Claro, para parte da malta ensandecida a tomada de poder era o objetivo, mas o caráter demencial do intento não pode escamotear seu caráter quixotesco. “L’armata Brancaleone”, desarmada e sem evidência de apoio efetivo das Forças Armadas ou liderança militar relevante, deparou com o único desenlace possível: a prisão dos envolvidos. Isso vale, mutatis mutandis, para os EUA. Sim, lá ocorreu interrupção de sessão de ratificação das eleições; aqui, tumulto após a posse”.
Além da erosão das instituições (o novo tipo de golpe do século 21), houve também outras tentativas não-críveis de golpe de Bolsonaro à moda antiga, não apenas uma, não apenas a do dia 8. A luta de Bolsonaro foi nas mídias sociais, nas ruas e, usando o aparato do governo, nas instituições que queria controlar ou derruir.
Fora das “quatro linhas da Constituição”, a disputa principal, entretanto, foi dentro da forças armadas. Tudo que ele fez foi para convencer os militares de que deveriam impor a sua ordem à sociedade. Conclusão: como não venceu essa disputa, Bolsonaro nunca teve força político-militar suficiente para dar um golpe à moda antiga, com tanques nas ruas, dissolução do Congresso, prisão dos ministros do STF et coetera.
Diante de tal impossibilidade, Bolsonaro usou a ameaça de golpe (à moda antiga mesmo) como retórica eleitoral, para manter seu contingente coeso e aguerrido visando a vitória nas urnas de 2022. E aí, sim, quase conseguiu, em razão, sobretudo, do imenso antipetismo generalizado na sociedade brasileira (que só houve, é óbvio, porque houve petismo).
Venceu o pleito de 2022 em todas as regiões do país, menos em uma (o Nordeste – o que é espantoso). Angariou mais votos do primeiro para o segundo turno do que Lula (o que chega também a ser espantoso). Isso não se explica, como repetem os petistas que acham que somos idiotas, pelo uso da máquina, pelo valor majorado do Auxílio Brasil (em relação ao antigo Bolsa Família), pelas interrupções do tráfego executadas pela Polícia Rodoviária Federal para que eleitores lulistas não chegassem a tempo nas sessões eleitorais e pelo emprego legítimo ou ilegítimo de outros recursos disponíveis a quem está no governo. Ora, em eleições adas o PT também ameaçou os miseráveis com a suspensão do Bolsa Família caso não votassem nos candidatos governistas. Ou isso também já foi esquecido?

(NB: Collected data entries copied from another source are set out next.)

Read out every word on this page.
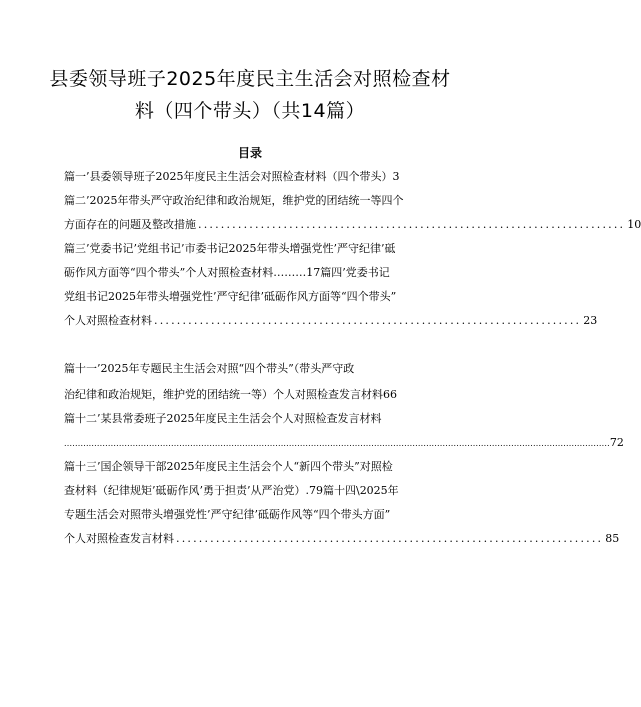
县委领导班子2025年度民主生活会对照检查材
料（四个带头）（共14篇）
目录
篇一’县委领导班子2025年度民主生活会对照检查材料（四个带头）3
篇二’2025年带头严守政治纪律和政治规矩，维护党的团结统一等四个
方面存在的问题及整改措施 ........................................................................... 10
篇三’党委书记’党组书记’市委书记2025年带头增强党性’严守纪律’砥
砺作风方面等“四个带头”个人对照检查材料………17篇四’党委书记
党组书记2025年带头增强党性’严守纪律’砥砺作风方面等“四个带头”
个人对照检查材料 ........................................................................... 23
篇十一’2025年专题民主生活会对照“四个带头”（带头严守政
治纪律和政治规矩，维护党的团结统一等）个人对照检查发言材料66
篇十二’某县常委班子2025年度民主生活会个人对照检查发言材料
....................................................................................................................................................................................................... 72
篇十三’国企领导干部2025年度民主生活会个人“新四个带头”对照检
查材料（纪律规矩’砥砺作风’勇于担责’从严治党）.79篇十四\2025年
专题生活会对照带头增强党性’严守纪律’砥砺作风等“四个带头方面”
个人对照检查发言材料 ........................................................................... 85
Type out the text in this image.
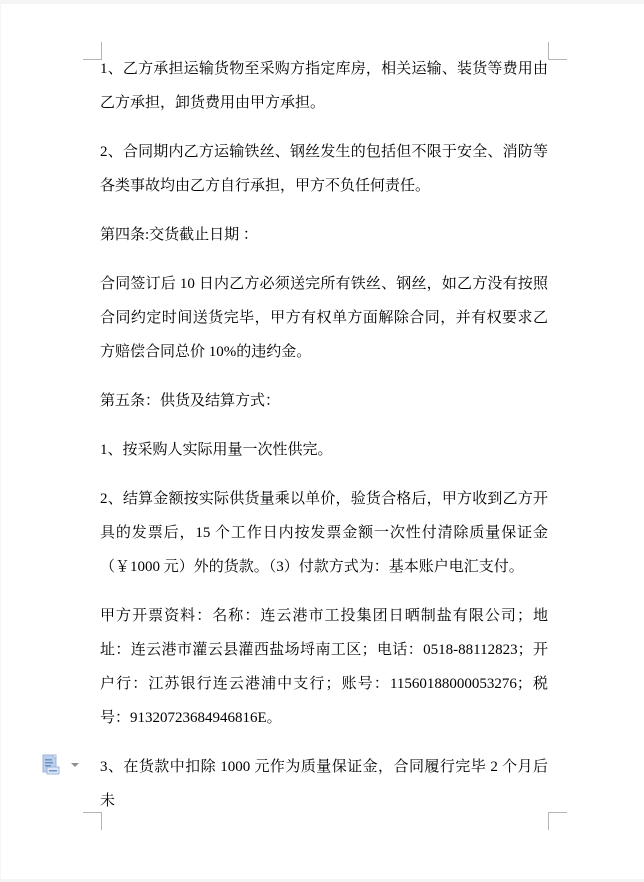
1、乙方承担运输货物至采购方指定库房，相关运输、装货等费用由乙方承担，卸货费用由甲方承担。

2、合同期内乙方运输铁丝、钢丝发生的包括但不限于安全、消防等各类事故均由乙方自行承担，甲方不负任何责任。

第四条:交货截止日期 ：

合同签订后 10 日内乙方必须送完所有铁丝、钢丝，如乙方没有按照合同约定时间送货完毕，甲方有权单方面解除合同，并有权要求乙方赔偿合同总价 10%的违约金。

第五条：供货及结算方式：

1、按采购人实际用量一次性供完。

2、结算金额按实际供货量乘以单价，验货合格后，甲方收到乙方开具的发票后，15 个工作日内按发票金额一次性付清除质量保证金（￥1000 元）外的货款。（3）付款方式为：基本账户电汇支付。

甲方开票资料：名称：连云港市工投集团日晒制盐有限公司；地址：连云港市灌云县灌西盐场埒南工区；电话：0518-88112823；开户行：江苏银行连云港浦中支行；账号：11560188000053276；税号：91320723684946816E。

3、在货款中扣除 1000 元作为质量保证金，合同履行完毕 2 个月后未
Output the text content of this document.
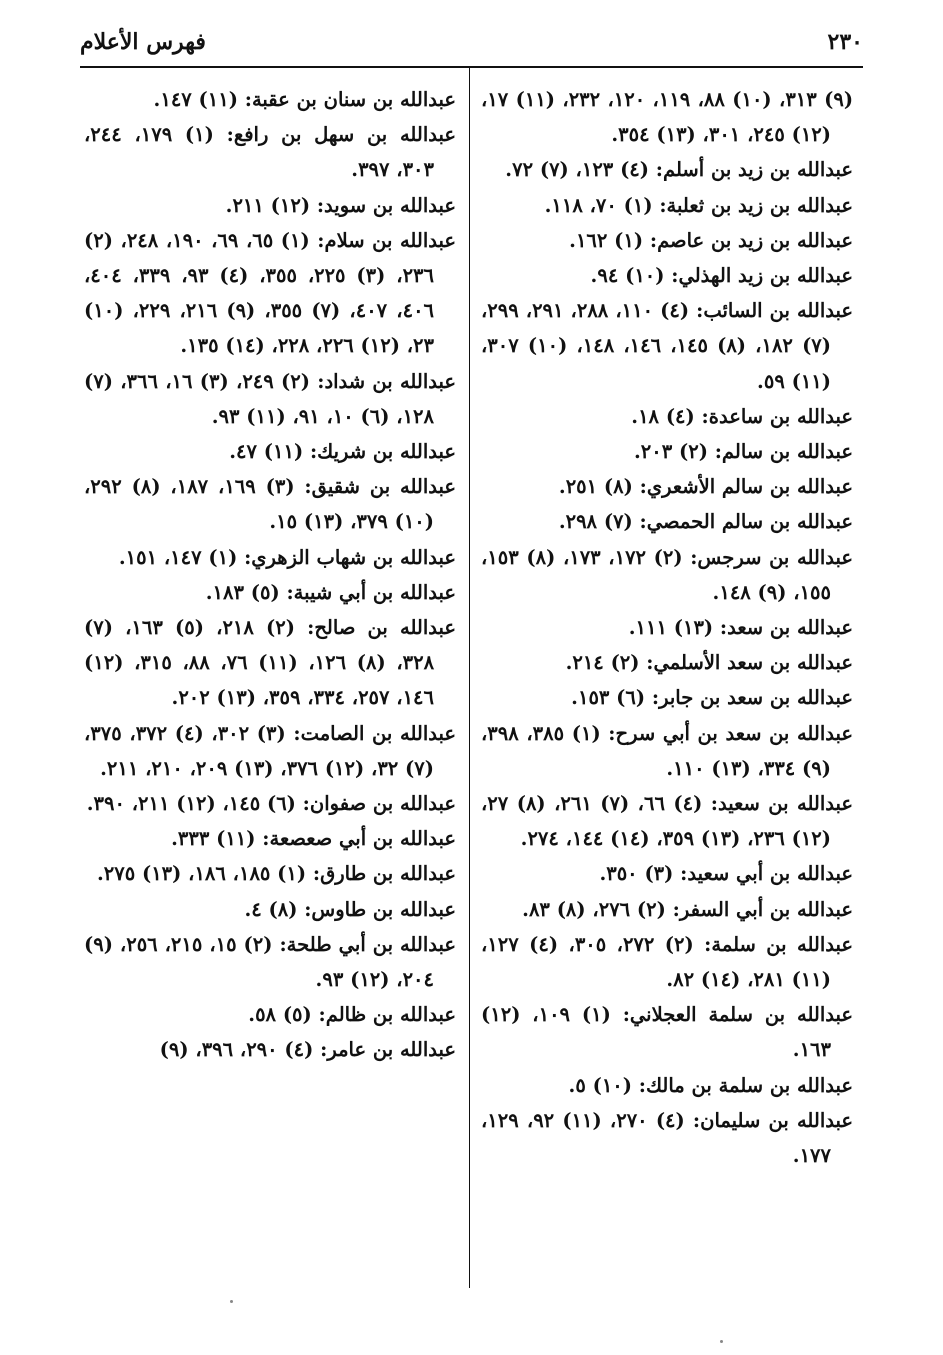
٢٣٠
فهرس الأعلام

(٩) ٣١٣، (١٠) ٨٨، ١١٩، ١٢٠، ٢٣٢، (١١) ١٧، (١٢) ٢٤٥، ٣٠١، (١٣) ٣٥٤.

عبدالله بن زيد بن أسلم: (٤) ١٢٣، (٧) ٧٢.

عبدالله بن زيد بن ثعلبة: (١) ٧٠، ١١٨.

عبدالله بن زيد بن عاصم: (١) ١٦٢.

عبدالله بن زيد الهذلي: (١٠) ٩٤.

عبدالله بن السائب: (٤) ١١٠، ٢٨٨، ٢٩١، ٢٩٩، (٧) ١٨٢، (٨) ١٤٥، ١٤٦، ١٤٨، (١٠) ٣٠٧، (١١) ٥٩.

عبدالله بن ساعدة: (٤) ١٨.

عبدالله بن سالم: (٢) ٢٠٣.

عبدالله بن سالم الأشعري: (٨) ٢٥١.

عبدالله بن سالم الحمصي: (٧) ٢٩٨.

عبدالله بن سرجس: (٢) ١٧٢، ١٧٣، (٨) ١٥٣، ١٥٥، (٩) ١٤٨.

عبدالله بن سعد: (١٣) ١١١.

عبدالله بن سعد الأسلمي: (٢) ٢١٤.

عبدالله بن سعد بن جابر: (٦) ١٥٣.

عبدالله بن سعد بن أبي سرح: (١) ٣٨٥، ٣٩٨، (٩) ٣٣٤، (١٣) ١١٠.

عبدالله بن سعيد: (٤) ٦٦، (٧) ٢٦١، (٨) ٢٧، (١٢) ٢٣٦، (١٣) ٣٥٩، (١٤) ١٤٤، ٢٧٤.

عبدالله بن أبي سعيد: (٣) ٣٥٠.

عبدالله بن أبي السفر: (٢) ٢٧٦، (٨) ٨٣.

عبدالله بن سلمة: (٢) ٢٧٢، ٣٠٥، (٤) ١٢٧، (١١) ٢٨١، (١٤) ٨٢.

عبدالله بن سلمة العجلاني: (١) ١٠٩، (١٢) ١٦٣.

عبدالله بن سلمة بن مالك: (١٠) ٥.

عبدالله بن سليمان: (٤) ٢٧٠، (١١) ٩٢، ١٢٩، ١٧٧.

عبدالله بن سنان بن عقبة: (١١) ١٤٧.

عبدالله بن سهل بن رافع: (١) ١٧٩، ٢٤٤، ٣٠٣، ٣٩٧.

عبدالله بن سويد: (١٢) ٢١١.

عبدالله بن سلام: (١) ٦٥، ٦٩، ١٩٠، ٢٤٨، (٢) ٢٣٦، (٣) ٢٢٥، ٣٥٥، (٤) ٩٣، ٣٣٩، ٤٠٤، ٤٠٦، ٤٠٧، (٧) ٣٥٥، (٩) ٢١٦، ٢٢٩، (١٠) ٢٣، (١٢) ٢٢٦، ٢٢٨، (١٤) ١٣٥.

عبدالله بن شداد: (٢) ٢٤٩، (٣) ١٦، ٣٦٦، (٧) ١٢٨، (٦) ١٠، ٩١، (١١) ٩٣.

عبدالله بن شريك: (١١) ٤٧.

عبدالله بن شقيق: (٣) ١٦٩، ١٨٧، (٨) ٢٩٢، (١٠) ٣٧٩، (١٣) ١٥.

عبدالله بن شهاب الزهري: (١) ١٤٧، ١٥١.

عبدالله بن أبي شيبة: (٥) ١٨٣.

عبدالله بن صالح: (٢) ٢١٨، (٥) ١٦٣، (٧) ٣٢٨، (٨) ١٢٦، (١١) ٧٦، ٨٨، ٣١٥، (١٢) ١٤٦، ٢٥٧، ٣٣٤، ٣٥٩، (١٣) ٢٠٢.

عبدالله بن الصامت: (٣) ٣٠٢، (٤) ٣٧٢، ٣٧٥، (٧) ٣٢، (١٢) ٣٧٦، (١٣) ٢٠٩، ٢١٠، ٢١١.

عبدالله بن صفوان: (٦) ١٤٥، (١٢) ٢١١، ٣٩٠.

عبدالله بن أبي صعصعة: (١١) ٣٣٣.

عبدالله بن طارق: (١) ١٨٥، ١٨٦، (١٣) ٢٧٥.

عبدالله بن طاوس: (٨) ٤.

عبدالله بن أبي طلحة: (٢) ١٥، ٢١٥، ٢٥٦، (٩) ٢٠٤، (١٢) ٩٣.

عبدالله بن ظالم: (٥) ٥٨.

عبدالله بن عامر: (٤) ٢٩٠، ٣٩٦، (٩)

O fato é que, a despeito de tudo isso, está se vincando uma narrativa, mais ou menos coerente, ainda que falsa, de que o governo Lula enfrentou uma tentativa real golpe de Estado articulada por terroristas. Grandes redes de televisão não levaram nem dois minutos para caracterizar os manifestantes golpistas do dia 8 como terroristas, o que revela um perigoso conluio com o governo para difundir a mesma narrativa.
O que aconteceu no dia 8 foi gravíssimo, foi crime e todos os responsáveis devem ser punidos, em estrita observância ao devido processo legal. Nossas leis, porém, são suficientes para punir os violadores das leis (se não se quiser condená-los por terrorismo).
Não é necessário forçar a barra para dizer que, num estado de exceção como o que supostamente vivemos, são necessárias medidas de exceção. Não estamos em estado de exceção. Não é preciso dar carta branca a ninguém para defender a ordem democrática. Como já escrevi em outro artigo, nas democracias nenhuma pessoa pode ter carta branca. Só a Carta é soberana. E essa carta, por isso mesmo, está escrita e não em branco.
Se enveredarmos por esse caminho só pioraremos as coisas. Lula e o PT precisam descer do palanque e governar, não estimular o conflito bipolar, pacificar em vez de fazer guerra (o que nada tem a ver com anistiar criminosos) e valorizar as oposições democráticas que surgirem como elementos indispensáveis à boa governabilidade democrática.